1. Obama wants to create tax incentives geared to boost job creation. 5000 dollars for each new worker hired, for example. Or reimbursed social security for an increase in hours. But geared toward smaller businesses, since you can’t make more than 500 000 dollars in all.
The program would cost about 33 million total. Obama wants to fund it with money paid back to the government by the banks that were bailed out.
It will be difficult to administer though because there will be small business trying to game the system, by for example firing a bunch of employees than hiring them back. The bill has thus been retooled to try to hedge these issues.
2. Robert Reich (former labor secretary and very esteemed economist and professor at Berkeley) agrees that this would be a good first step, but insists that the government must do more, a lot more, in order to get things moving in the right direction:
Many Americans borrowed too much during the boom years before the Great Depression, and now they’re paying the price. So they naturally analogize their own plight to that of the federal government and the economy as a whole. The government is too deep in debt, they reason. Logically, that means the only way out of the nation’s economic doldrums is for the government to mend its ways. The government has to reduce its budget deficit just like American families have to reduce theirs.
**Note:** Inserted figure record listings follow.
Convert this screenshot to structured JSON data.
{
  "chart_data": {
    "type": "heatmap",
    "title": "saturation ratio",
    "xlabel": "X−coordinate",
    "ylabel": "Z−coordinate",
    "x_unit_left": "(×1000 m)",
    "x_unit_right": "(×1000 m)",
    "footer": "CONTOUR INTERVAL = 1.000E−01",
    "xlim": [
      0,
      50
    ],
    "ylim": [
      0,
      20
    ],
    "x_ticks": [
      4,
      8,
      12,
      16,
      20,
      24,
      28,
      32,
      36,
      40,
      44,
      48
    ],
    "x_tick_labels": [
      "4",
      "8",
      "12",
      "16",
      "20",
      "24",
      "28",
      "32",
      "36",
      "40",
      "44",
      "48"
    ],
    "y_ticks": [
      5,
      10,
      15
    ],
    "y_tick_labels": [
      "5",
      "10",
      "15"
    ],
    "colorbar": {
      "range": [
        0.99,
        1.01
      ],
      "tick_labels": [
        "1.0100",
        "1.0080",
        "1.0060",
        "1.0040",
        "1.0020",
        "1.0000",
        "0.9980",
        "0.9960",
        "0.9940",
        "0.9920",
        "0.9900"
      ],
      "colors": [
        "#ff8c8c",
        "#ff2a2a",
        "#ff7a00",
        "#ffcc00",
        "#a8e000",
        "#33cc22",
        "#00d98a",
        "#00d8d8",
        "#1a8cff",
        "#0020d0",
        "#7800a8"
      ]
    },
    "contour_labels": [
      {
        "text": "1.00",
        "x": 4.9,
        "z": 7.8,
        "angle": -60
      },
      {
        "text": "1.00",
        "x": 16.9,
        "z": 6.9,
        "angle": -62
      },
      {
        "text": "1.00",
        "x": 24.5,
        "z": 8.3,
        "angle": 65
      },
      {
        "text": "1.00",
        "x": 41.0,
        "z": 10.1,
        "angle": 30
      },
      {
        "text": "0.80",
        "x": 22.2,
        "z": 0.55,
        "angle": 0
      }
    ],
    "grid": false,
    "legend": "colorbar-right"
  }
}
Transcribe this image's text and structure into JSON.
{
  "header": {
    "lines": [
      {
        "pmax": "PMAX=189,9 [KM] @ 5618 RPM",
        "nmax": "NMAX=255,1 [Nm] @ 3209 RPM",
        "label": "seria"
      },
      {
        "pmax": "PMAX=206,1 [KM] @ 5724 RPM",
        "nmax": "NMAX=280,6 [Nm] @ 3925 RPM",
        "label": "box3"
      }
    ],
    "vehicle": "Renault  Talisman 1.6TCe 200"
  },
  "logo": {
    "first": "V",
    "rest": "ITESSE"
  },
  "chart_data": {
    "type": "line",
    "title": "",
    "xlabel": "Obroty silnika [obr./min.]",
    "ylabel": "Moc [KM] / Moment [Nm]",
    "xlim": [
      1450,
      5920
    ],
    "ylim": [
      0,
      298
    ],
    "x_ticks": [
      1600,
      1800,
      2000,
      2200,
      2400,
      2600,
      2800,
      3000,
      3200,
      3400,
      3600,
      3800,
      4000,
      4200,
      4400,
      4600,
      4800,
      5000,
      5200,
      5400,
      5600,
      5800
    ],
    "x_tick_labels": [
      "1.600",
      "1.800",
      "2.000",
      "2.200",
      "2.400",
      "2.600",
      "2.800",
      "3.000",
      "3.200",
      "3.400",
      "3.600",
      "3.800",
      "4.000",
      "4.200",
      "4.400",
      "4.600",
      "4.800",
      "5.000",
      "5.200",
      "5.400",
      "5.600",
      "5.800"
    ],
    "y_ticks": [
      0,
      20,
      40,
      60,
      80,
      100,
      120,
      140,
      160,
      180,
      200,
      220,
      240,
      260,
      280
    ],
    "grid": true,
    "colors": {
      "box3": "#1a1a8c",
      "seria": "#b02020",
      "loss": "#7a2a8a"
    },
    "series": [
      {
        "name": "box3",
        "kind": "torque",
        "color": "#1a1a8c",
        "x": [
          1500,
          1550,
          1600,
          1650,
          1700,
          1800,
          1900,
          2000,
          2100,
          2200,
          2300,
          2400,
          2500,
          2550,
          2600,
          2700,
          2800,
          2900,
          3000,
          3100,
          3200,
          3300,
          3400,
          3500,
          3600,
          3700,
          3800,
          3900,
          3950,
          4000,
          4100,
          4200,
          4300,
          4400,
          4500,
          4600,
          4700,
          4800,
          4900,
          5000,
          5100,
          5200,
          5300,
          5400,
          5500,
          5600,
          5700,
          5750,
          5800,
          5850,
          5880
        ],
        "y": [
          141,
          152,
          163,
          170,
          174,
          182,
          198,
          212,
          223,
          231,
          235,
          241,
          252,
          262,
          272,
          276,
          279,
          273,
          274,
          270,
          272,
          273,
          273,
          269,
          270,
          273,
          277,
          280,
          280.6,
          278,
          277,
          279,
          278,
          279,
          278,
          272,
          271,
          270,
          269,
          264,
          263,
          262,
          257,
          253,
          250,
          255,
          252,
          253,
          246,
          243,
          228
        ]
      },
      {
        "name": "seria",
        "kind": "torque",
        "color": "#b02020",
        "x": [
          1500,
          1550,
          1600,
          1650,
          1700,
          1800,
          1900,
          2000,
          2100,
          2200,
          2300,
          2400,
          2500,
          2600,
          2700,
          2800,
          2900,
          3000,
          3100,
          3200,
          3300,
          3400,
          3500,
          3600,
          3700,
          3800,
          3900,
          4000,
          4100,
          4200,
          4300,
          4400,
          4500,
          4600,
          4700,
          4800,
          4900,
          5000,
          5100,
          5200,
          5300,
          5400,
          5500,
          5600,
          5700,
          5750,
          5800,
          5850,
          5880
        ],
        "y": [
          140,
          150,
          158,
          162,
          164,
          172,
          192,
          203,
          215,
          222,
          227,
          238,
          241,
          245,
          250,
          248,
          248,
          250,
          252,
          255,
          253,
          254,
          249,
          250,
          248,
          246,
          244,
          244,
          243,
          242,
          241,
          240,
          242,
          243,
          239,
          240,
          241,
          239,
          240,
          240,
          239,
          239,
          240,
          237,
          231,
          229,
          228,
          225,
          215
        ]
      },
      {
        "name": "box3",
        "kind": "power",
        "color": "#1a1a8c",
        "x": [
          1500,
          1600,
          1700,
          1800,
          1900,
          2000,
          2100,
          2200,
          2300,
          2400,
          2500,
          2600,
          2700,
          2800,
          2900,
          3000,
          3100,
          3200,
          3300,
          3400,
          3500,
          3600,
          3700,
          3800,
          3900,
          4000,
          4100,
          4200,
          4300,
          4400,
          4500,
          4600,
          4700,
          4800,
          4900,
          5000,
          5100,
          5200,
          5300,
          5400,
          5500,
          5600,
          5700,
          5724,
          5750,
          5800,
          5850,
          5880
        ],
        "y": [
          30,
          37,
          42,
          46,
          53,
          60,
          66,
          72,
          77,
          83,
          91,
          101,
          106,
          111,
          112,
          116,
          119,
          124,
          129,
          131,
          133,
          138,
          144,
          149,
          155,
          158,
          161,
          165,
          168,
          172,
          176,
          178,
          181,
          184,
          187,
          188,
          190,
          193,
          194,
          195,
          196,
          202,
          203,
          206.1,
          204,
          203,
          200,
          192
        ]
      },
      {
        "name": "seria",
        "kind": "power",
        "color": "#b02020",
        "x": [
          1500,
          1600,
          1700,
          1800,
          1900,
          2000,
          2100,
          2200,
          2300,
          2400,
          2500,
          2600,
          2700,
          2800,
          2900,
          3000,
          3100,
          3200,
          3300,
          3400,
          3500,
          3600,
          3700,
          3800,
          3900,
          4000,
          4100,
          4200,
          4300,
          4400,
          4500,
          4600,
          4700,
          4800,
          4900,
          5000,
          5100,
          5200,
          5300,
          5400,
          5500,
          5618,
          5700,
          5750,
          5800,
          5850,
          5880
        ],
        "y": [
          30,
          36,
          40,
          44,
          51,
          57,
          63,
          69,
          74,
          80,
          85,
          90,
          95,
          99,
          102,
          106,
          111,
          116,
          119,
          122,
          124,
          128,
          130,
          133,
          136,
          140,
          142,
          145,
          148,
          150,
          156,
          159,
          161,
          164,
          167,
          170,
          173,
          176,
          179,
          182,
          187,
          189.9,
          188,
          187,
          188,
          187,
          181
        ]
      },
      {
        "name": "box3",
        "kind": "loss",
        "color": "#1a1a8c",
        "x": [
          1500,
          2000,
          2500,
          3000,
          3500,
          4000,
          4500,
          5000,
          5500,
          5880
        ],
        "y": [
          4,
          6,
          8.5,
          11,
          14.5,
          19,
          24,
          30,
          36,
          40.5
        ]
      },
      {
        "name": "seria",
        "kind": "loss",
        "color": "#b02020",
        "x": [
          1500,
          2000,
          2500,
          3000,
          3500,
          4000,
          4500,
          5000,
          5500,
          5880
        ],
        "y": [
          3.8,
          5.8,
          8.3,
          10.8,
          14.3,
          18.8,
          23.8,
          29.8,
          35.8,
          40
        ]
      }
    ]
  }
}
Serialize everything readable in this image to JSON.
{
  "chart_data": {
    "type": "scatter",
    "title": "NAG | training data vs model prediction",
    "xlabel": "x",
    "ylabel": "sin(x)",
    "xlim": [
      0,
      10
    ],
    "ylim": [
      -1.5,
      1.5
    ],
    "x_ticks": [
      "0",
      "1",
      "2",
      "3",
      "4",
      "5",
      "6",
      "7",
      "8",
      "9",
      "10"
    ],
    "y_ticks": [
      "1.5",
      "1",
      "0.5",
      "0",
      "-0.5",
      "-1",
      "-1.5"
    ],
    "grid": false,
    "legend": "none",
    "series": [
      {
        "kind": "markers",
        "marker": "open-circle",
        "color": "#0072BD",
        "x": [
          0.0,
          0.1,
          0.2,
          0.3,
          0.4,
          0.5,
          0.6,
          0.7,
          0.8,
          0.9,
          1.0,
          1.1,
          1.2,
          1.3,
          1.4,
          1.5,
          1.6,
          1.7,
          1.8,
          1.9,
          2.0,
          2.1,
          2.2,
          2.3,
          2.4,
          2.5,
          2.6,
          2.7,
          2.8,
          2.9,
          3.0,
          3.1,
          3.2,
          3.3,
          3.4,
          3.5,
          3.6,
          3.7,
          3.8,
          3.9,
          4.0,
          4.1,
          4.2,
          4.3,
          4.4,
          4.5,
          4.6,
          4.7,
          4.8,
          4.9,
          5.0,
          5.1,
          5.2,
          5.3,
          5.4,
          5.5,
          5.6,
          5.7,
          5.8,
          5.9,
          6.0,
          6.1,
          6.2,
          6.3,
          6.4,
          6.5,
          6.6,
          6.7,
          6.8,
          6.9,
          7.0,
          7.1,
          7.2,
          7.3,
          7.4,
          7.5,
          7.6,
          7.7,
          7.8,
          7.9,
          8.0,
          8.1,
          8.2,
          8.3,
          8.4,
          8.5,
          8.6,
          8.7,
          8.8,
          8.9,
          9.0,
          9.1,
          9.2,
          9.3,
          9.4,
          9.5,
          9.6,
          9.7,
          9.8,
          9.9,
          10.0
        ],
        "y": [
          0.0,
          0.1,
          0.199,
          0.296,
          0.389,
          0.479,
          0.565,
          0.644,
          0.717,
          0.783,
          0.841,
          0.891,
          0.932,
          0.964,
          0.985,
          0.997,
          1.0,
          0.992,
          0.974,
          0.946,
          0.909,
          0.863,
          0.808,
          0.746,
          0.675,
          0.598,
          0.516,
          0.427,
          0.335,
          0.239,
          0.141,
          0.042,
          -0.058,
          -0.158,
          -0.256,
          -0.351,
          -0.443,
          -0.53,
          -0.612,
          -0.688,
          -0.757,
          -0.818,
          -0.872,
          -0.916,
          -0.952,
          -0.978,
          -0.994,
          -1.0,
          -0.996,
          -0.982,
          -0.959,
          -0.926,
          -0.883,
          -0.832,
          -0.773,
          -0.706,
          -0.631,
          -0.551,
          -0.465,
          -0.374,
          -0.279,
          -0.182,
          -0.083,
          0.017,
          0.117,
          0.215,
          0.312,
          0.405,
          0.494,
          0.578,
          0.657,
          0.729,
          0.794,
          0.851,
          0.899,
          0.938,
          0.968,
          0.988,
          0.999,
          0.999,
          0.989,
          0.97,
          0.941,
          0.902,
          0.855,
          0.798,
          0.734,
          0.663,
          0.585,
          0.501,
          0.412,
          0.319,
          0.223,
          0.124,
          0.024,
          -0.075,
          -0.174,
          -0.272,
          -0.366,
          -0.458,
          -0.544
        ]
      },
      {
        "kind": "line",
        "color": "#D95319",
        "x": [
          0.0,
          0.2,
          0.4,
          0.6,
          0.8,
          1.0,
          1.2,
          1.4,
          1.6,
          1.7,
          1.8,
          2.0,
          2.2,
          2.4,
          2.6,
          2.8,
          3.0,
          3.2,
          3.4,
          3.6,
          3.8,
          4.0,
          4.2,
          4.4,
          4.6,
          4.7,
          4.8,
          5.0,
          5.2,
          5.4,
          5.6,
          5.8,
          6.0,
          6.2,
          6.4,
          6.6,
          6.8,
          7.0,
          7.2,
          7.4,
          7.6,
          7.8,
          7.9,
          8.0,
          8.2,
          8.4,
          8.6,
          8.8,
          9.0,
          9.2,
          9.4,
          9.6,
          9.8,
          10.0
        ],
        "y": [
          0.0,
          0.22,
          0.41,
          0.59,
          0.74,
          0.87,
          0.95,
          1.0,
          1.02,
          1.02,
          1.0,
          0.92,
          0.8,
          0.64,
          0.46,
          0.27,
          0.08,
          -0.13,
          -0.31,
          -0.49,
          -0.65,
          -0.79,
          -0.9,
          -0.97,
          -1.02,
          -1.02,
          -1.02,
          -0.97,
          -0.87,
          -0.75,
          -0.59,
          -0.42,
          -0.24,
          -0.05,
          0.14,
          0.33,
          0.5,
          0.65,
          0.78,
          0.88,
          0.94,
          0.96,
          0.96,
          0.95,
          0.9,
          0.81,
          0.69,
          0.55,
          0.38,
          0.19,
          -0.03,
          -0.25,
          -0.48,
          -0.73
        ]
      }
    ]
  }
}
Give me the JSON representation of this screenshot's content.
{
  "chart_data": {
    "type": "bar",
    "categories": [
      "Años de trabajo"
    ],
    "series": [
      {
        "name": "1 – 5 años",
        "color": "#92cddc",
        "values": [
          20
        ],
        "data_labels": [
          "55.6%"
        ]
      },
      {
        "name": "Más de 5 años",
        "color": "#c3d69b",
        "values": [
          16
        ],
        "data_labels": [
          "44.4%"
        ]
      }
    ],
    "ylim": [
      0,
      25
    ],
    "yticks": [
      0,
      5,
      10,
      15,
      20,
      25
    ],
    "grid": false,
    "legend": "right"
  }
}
This analogy is faulty, of course. If John Maynard Keyenes taught us anything, it’s that a federal budget is not at all like a family budget. In fact, it’s precisely because families have to pull in their belts that the federal government has to let its belt out. When consumers and businesses aren’t buying much of anything, the government has to fill the gap. That’s the only way to get jobs and get the economy moving again. Once the economy is percolating, the government can pull back. By then, tax revenues will soar, and the long-term deficit will shrink. (…But here again, it’s vitally important to separate the long term from the now.)